Upgraded MCRIT Feature: IDA Plugin
As a follow-up to my previous blog post on the release of MCRIT, I wanted to report on the progress of the next steps that I had outlined.
Since I think that the IDA plugin is now in a good shape, it is worth a post.
Many thanks to Rony for test-driving the plugin and giving valuable feedback.
MCRIT IDA Plugin
When thinking about how to make 1:N code-similarity information useful in a tool like IDA, one goal for me is to increase the context for what an analyst is currently looking at.
When matching a whole binary, there is a lot of potential matches, which can be overwhelming and the scope is possibly also different from what you want when doing in-depth analysis.
In my opinion, it would likely make more sense to just provide information for all possible matches for a given, currently viewed function, or even for a single basic block.
For this reason, I created two tabs in the plugin that allow to do support exactly such queries.
As a showcase, I’ve chosen the example from the previous blog post, the win.contopee to win.wannacry connection made famous from this tweet.
For the following example, I’m using my MCRIT demo server (32GB RAM, 8 cores), loaded up with all of the current Malpedia data (1737 malware families, 7369 samples).
Block Scope
Assume we already converted our current IDB into the MCRIT-friendly SMDA format by clicking the fingerprint button.
This now allows us to now use the Block Scope widget to query all basic blocks of our currently viewed function and inspect information about how they match the data in our MCRIT instance.
We can see that we get matches for most of the blocks of size 4 instructions and more (which is the lower threshold of the system), with some of them being found in 2 or 3 families.
And Hooray, one of the blocks tied specifically to the curious use of the rand() function is actually found in both win.contopee to win.wannacry.
Now, the good news is that such queries happen in a very tolerable time frame of around 160ms per basic block for a data set like the one used here.
As you can see in the Output box, it took about 1.1 sec to match all blocks against the whole database (39.170.526 indexed basic blocks; 8.516.889 of them unique; across 9.175.530 disassembled functions).
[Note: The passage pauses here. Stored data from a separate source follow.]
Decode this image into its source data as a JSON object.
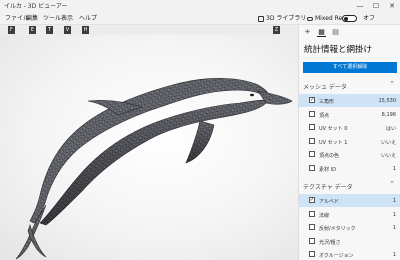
{
  "window": {
    "title": "イルカ - 3D ビューアー",
    "minimize_glyph": "—",
    "maximize_glyph": "☐",
    "close_glyph": "✕"
  },
  "menu": {
    "items": [
      "ファイル",
      "編集",
      "ツール",
      "表示",
      "ヘルプ"
    ],
    "library_label": "3D ライブラリ",
    "mixed_reality_label": "Mixed Reality",
    "toggle_label": "オフ"
  },
  "shortcuts": [
    "F",
    "E",
    "T",
    "V",
    "H"
  ],
  "shortcut_right": "Z",
  "panel": {
    "title": "統計情報と網掛け",
    "select_all_button": "すべて選択解除",
    "mesh_section": "メッシュ データ",
    "mesh_rows": [
      {
        "name": "三角形",
        "value": "15,530",
        "checked": true,
        "highlighted": true
      },
      {
        "name": "頂点",
        "value": "8,198",
        "checked": false,
        "highlighted": false
      },
      {
        "name": "UV セット 0",
        "value": "はい",
        "checked": false,
        "highlighted": false
      },
      {
        "name": "UV セット 1",
        "value": "いいえ",
        "checked": false,
        "highlighted": false
      },
      {
        "name": "頂点の色",
        "value": "いいえ",
        "checked": false,
        "highlighted": false
      },
      {
        "name": "素材 ID",
        "value": "1",
        "checked": false,
        "highlighted": false
      }
    ],
    "texture_section": "テクスチャ データ",
    "texture_rows": [
      {
        "name": "アルベド",
        "value": "1",
        "checked": true,
        "highlighted": true
      },
      {
        "name": "法線",
        "value": "1",
        "checked": false,
        "highlighted": false
      },
      {
        "name": "反射/メタリック",
        "value": "1",
        "checked": false,
        "highlighted": false
      },
      {
        "name": "光沢/粗さ",
        "value": "",
        "checked": false,
        "highlighted": false
      },
      {
        "name": "オクルージョン",
        "value": "1",
        "checked": false,
        "highlighted": false
      }
    ]
  },
  "colors": {
    "accent": "#0078d4",
    "highlight_row": "#cfe3f6",
    "model_fill": "#6e7077",
    "model_dark": "#2a2b2f"
  }
}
As the function viewed here can be considered an average function with respect to its size, it’s even viable to just query all blocks whenever a function is viewed for the first time.
This is simply enabled when using the “Live Block Queries” checkbox.
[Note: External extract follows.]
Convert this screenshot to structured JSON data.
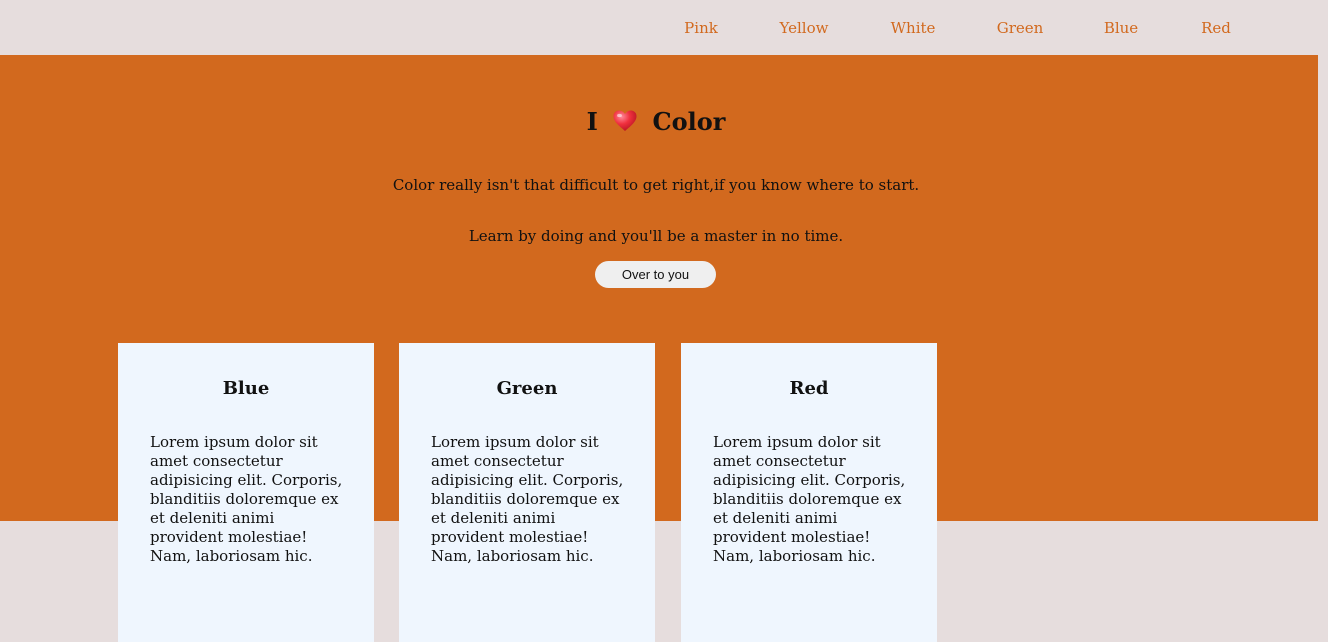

The code for the Live tracking uses the UI hooks provided by IDA itself, for which I used Alex Hanel’s Function Trapper Keeper as a template. Thanks for finding out how to deal with this stuff! :)
Function Scope
One of the great features of tools like BinDiff and Diaphora is their graph view, which immediately allows comparing potentially similar functions with each other.
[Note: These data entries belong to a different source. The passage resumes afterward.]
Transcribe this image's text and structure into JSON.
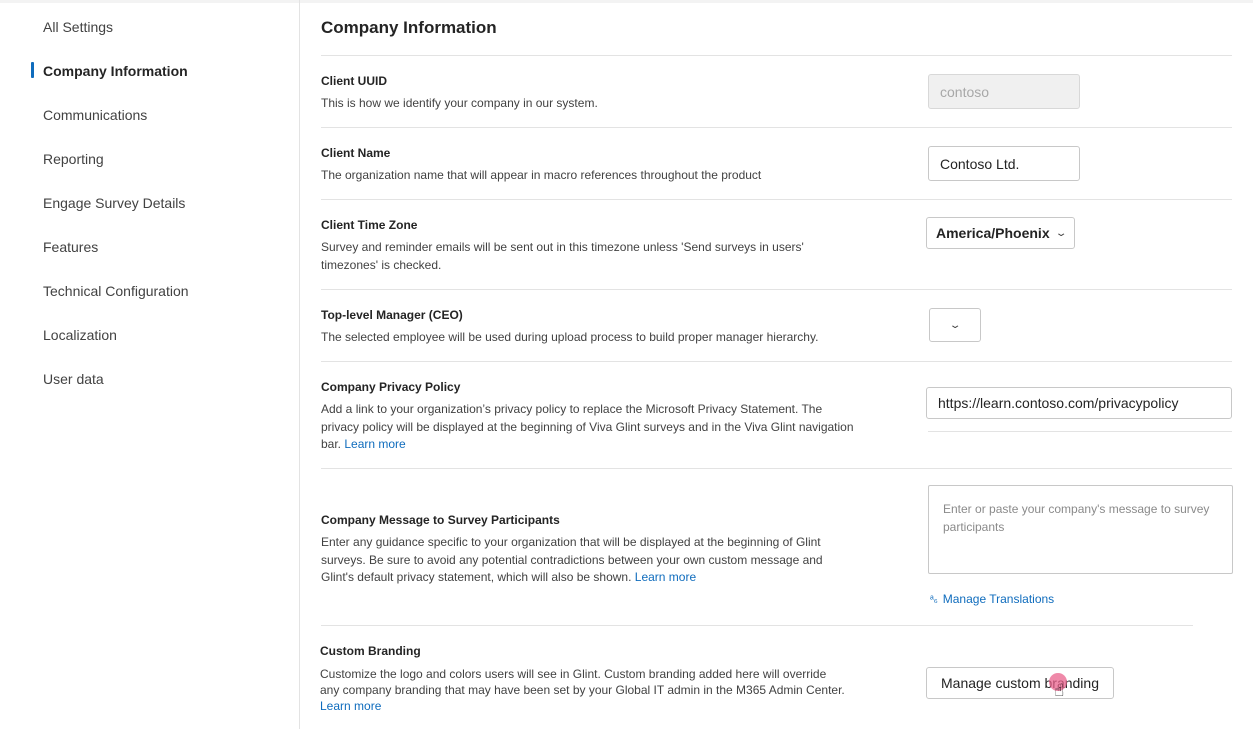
{
  "sidebar": {
    "items": [
      {
        "label": "All Settings"
      },
      {
        "label": "Company Information",
        "active": true
      },
      {
        "label": "Communications"
      },
      {
        "label": "Reporting"
      },
      {
        "label": "Engage Survey Details"
      },
      {
        "label": "Features"
      },
      {
        "label": "Technical Configuration"
      },
      {
        "label": "Localization"
      },
      {
        "label": "User data"
      }
    ]
  },
  "main": {
    "title": "Company Information",
    "client_uuid": {
      "title": "Client UUID",
      "description": "This is how we identify your company in our system.",
      "value": "contoso"
    },
    "client_name": {
      "title": "Client Name",
      "description": "The organization name that will appear in macro references throughout the product",
      "value": "Contoso Ltd."
    },
    "time_zone": {
      "title": "Client Time Zone",
      "description_line1": "Survey and reminder emails will be sent out in this timezone unless 'Send surveys in users'",
      "description_line2": "timezones' is checked.",
      "value": "America/Phoenix"
    },
    "ceo": {
      "title": "Top-level Manager (CEO)",
      "description": "The selected employee will be used during upload process to build proper manager hierarchy.",
      "value": ""
    },
    "privacy": {
      "title": "Company Privacy Policy",
      "description_line1": "Add a link to your organization’s privacy policy to replace the Microsoft Privacy Statement. The",
      "description_line2": "privacy policy will be displayed at the beginning of Viva Glint surveys and in the Viva Glint navigation",
      "description_line3": "bar.",
      "learn_more": "Learn more",
      "value": "https://learn.contoso.com/privacypolicy"
    },
    "message": {
      "title": "Company Message to Survey Participants",
      "description_line1": "Enter any guidance specific to your organization that will be displayed at the beginning of Glint",
      "description_line2": "surveys. Be sure to avoid any potential contradictions between your own custom message and",
      "description_line3": "Glint's default privacy statement, which will also be shown.",
      "learn_more": "Learn more",
      "placeholder": "Enter or paste your company's message to survey participants",
      "manage_translations": "Manage Translations"
    },
    "branding": {
      "title": "Custom Branding",
      "description_line1": "Customize the logo and colors users will see in Glint. Custom branding added here will override",
      "description_line2": "any company branding that may have been set by your Global IT admin in the M365 Admin Center.",
      "learn_more": "Learn more",
      "button": "Manage custom branding"
    }
  },
  "icons": {
    "dropdown": "chevron-down-icon",
    "translate": "translate-icon",
    "cursor": "hand-pointer-icon"
  },
  "colors": {
    "accent": "#0f6cbd",
    "cursor_highlight": "#e9618c"
  }
}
Since MCRIT is an 1:N and not 1:1 approach, we possibly want something similar but being able to view/match against functions from arbitrary other samples in our database.
As we store the control flow graphs and disassembly of all processed functions in MCRIT, we can simply pull this remote information into IDA, leading to this:
The coloring used here is similar to MCRITweb, with blue blocks indicating hash-similar blocks, and green over yellow to red decreasing similarity.
One limitation is that we seemingly cannot modify the font color used in the custom GraphViewer(?), so this doesn’t have decent contrast in dark mode right now:
We will possibly address this by allowing users to define custom color schemes in the config.
A similar view for remote functions can be opene in the Block Scope view when clicking entries in the lower table with the concrete matches.
MCRIT Reference Data
Because a system like MCRIT is only useful with data, we started to process and provide reference data, located in this Github Repo.
If you just want to play with your own MCRIT, this could also be a good place to start as it can be used to fill your demo instance for first steps.
Ultimately, the goal here is to have this reference library code available with as many symbols as possible, which is why I’m reprocessing data from earlier projects like empty_msvc.
As an example, the available zlib is from the evaluations in my PhD thesis and can already be used to tag functions in a given IDB should you run into them:
We expect this procedure to take a while and do this besides all our other projects/work, so check back every now and then to see what was added.
Our priority right now is to cover all of MSVC code as shipped with the Visual Studio installers next, and then possibly move on to integrate the precompiled code from the Shiftmedia project, from which also the first zlib code was taken.
Here, things like OpenSSL would likely take priority.
Also, feel free to make recommendations in the issue tracker.
With respect to making pre-processed Malpedia data available as well, this would be one of my goals for this year.
We are currently thinking of ways that would allow this in the best way possible.
We will likely do this with two versions, one to allow maintaining the data sharing license and one full data set accessible to Malpedia users.